Web Posting Requirement: Section 6401.8 also requires Division of Occupational Safety and Health (DOSH or Cal OSHA), beginning January 1, 2017, to annually post a report on its Internet Web site containing information regarding violent incidents at hospitals. The Cal OSHA report is to include: ● the total number of reports from covered hospitals; ● which specific hospitals filed them; ● the outcome of any related inspection or investigation; ● the citations levied against a hospital based on a violent incident; and ● recommendations of the division on the prevention of violent incidents at hospitals.
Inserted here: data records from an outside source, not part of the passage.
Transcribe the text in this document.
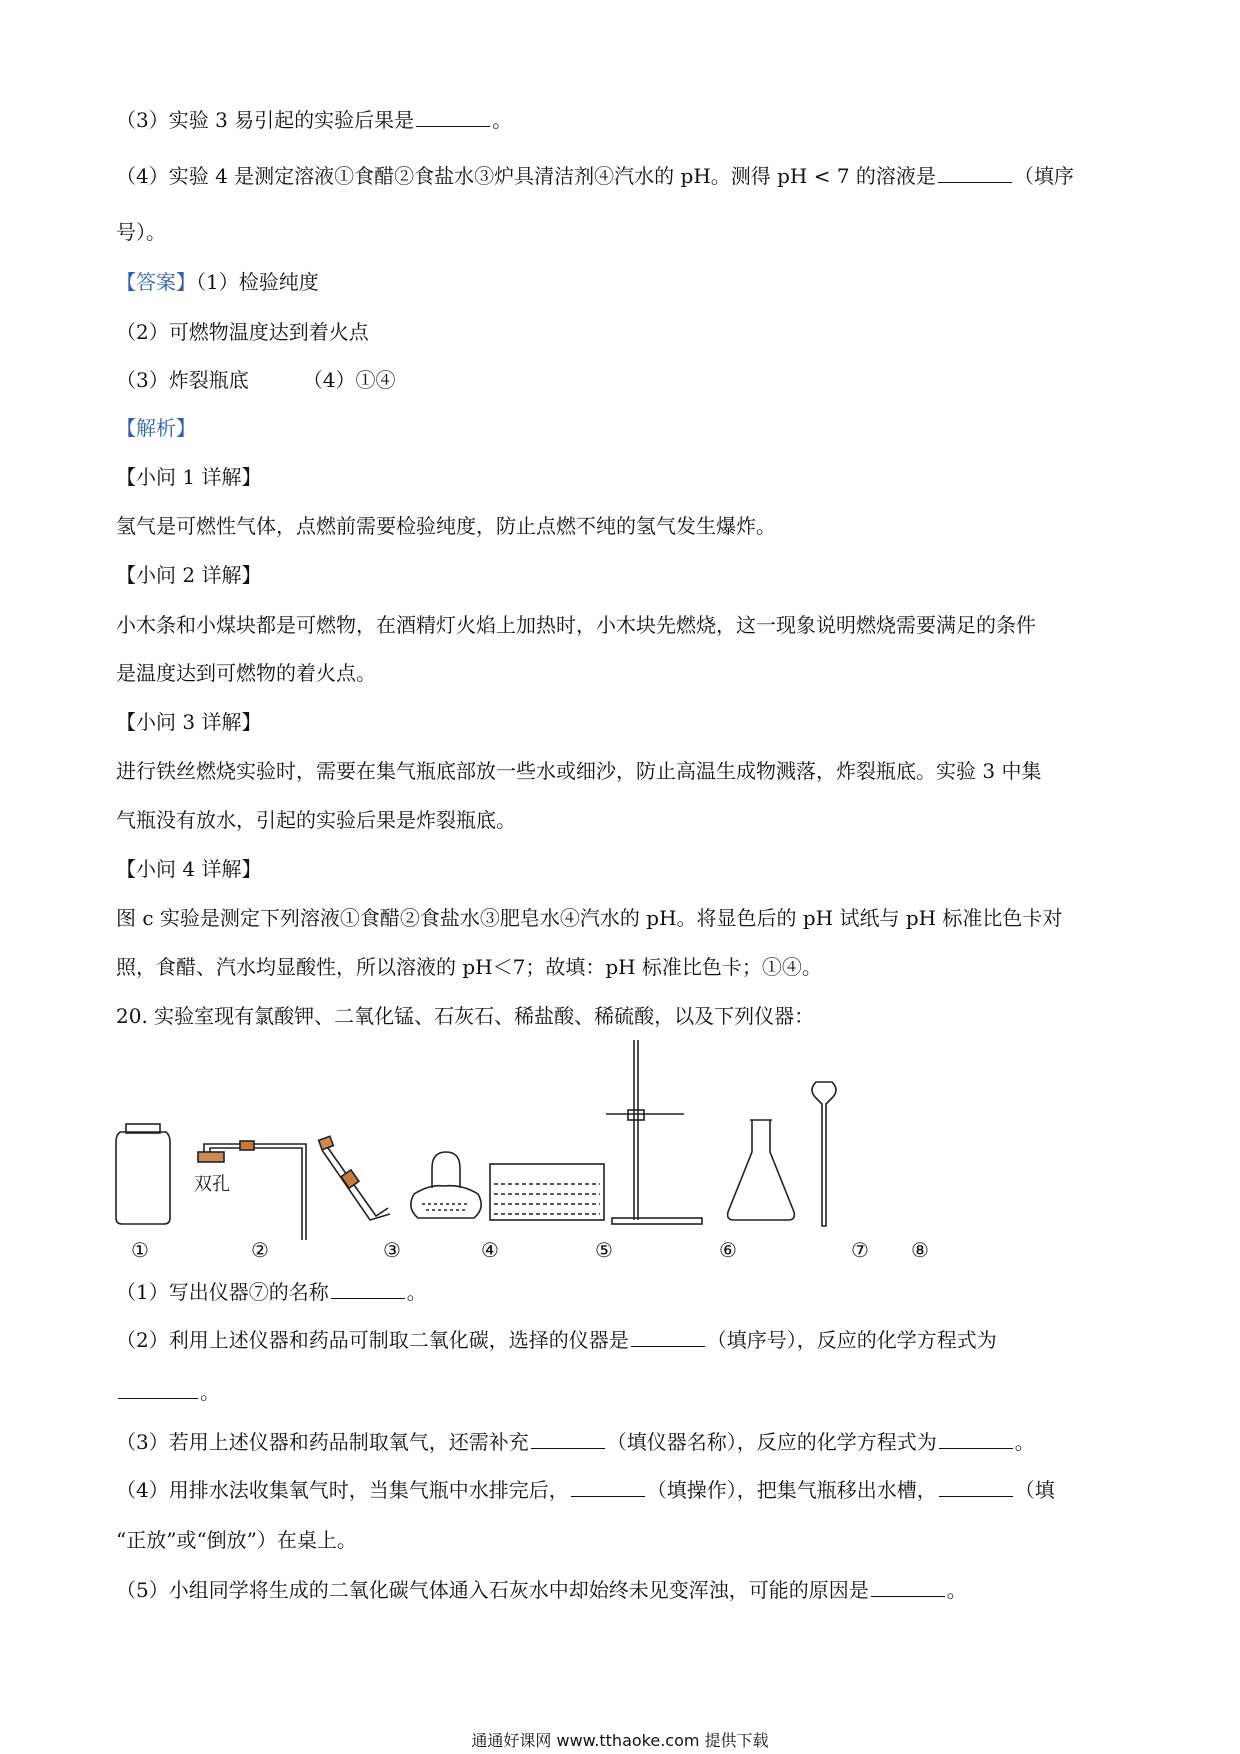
（3）实验 3 易引起的实验后果是	。
（4）实验 4 是测定溶液①食醋②食盐水③炉具清洁剂④汽水的 pH。测得 pH < 7 的溶液是	（填序
号）。
【答案】（1）检验纯度
（2）可燃物温度达到着火点
（3）炸裂瓶底	（4）①④
【解析】
【小问 1 详解】
氢气是可燃性气体，点燃前需要检验纯度，防止点燃不纯的氢气发生爆炸。
【小问 2 详解】
小木条和小煤块都是可燃物，在酒精灯火焰上加热时，小木块先燃烧，这一现象说明燃烧需要满足的条件
是温度达到可燃物的着火点。
【小问 3 详解】
进行铁丝燃烧实验时，需要在集气瓶底部放一些水或细沙，防止高温生成物溅落，炸裂瓶底。实验 3 中集
气瓶没有放水，引起的实验后果是炸裂瓶底。
【小问 4 详解】
图 c 实验是测定下列溶液①食醋②食盐水③肥皂水④汽水的 pH。将显色后的 pH 试纸与 pH 标准比色卡对
照，食醋、汽水均显酸性，所以溶液的 pH＜7；故填：pH 标准比色卡；①④。
20. 实验室现有氯酸钾、二氧化锰、石灰石、稀盐酸、稀硫酸，以及下列仪器：
双孔
①	②	③	④	⑤	⑥	⑦	⑧
（1）写出仪器⑦的名称	。
（2）利用上述仪器和药品可制取二氧化碳，选择的仪器是	（填序号），反应的化学方程式为
。
（3）若用上述仪器和药品制取氧气，还需补充	（填仪器名称），反应的化学方程式为	。
（4）用排水法收集氧气时，当集气瓶中水排完后，	（填操作），把集气瓶移出水槽，	（填
“正放”或“倒放”）在桌上。
（5）小组同学将生成的二氧化碳气体通入石灰水中却始终未见变浑浊，可能的原因是	。
通通好课网 www.tthaoke.com 提供下载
The New Law’s Shortcomings: While the new law commendably emphasizes the importance of building adequate security for workers and will make public the statewide extent of incidents in covered facilities for the first time, it presumes the rate and severity violent attacks will continue. There is no direction to determine the actual sources of such violence in order to address reduction or elimination of these perils altogether.
Section 6401.8 also lacks any initiative to address the prospect of violence from co-workers or from intruders in covered facilities. It also specifically exempts required regulation of state-run hospitals altogether, including psychiatric and prison facilities, arguably the sites of the greatest levels of violent attacks against health care personnel.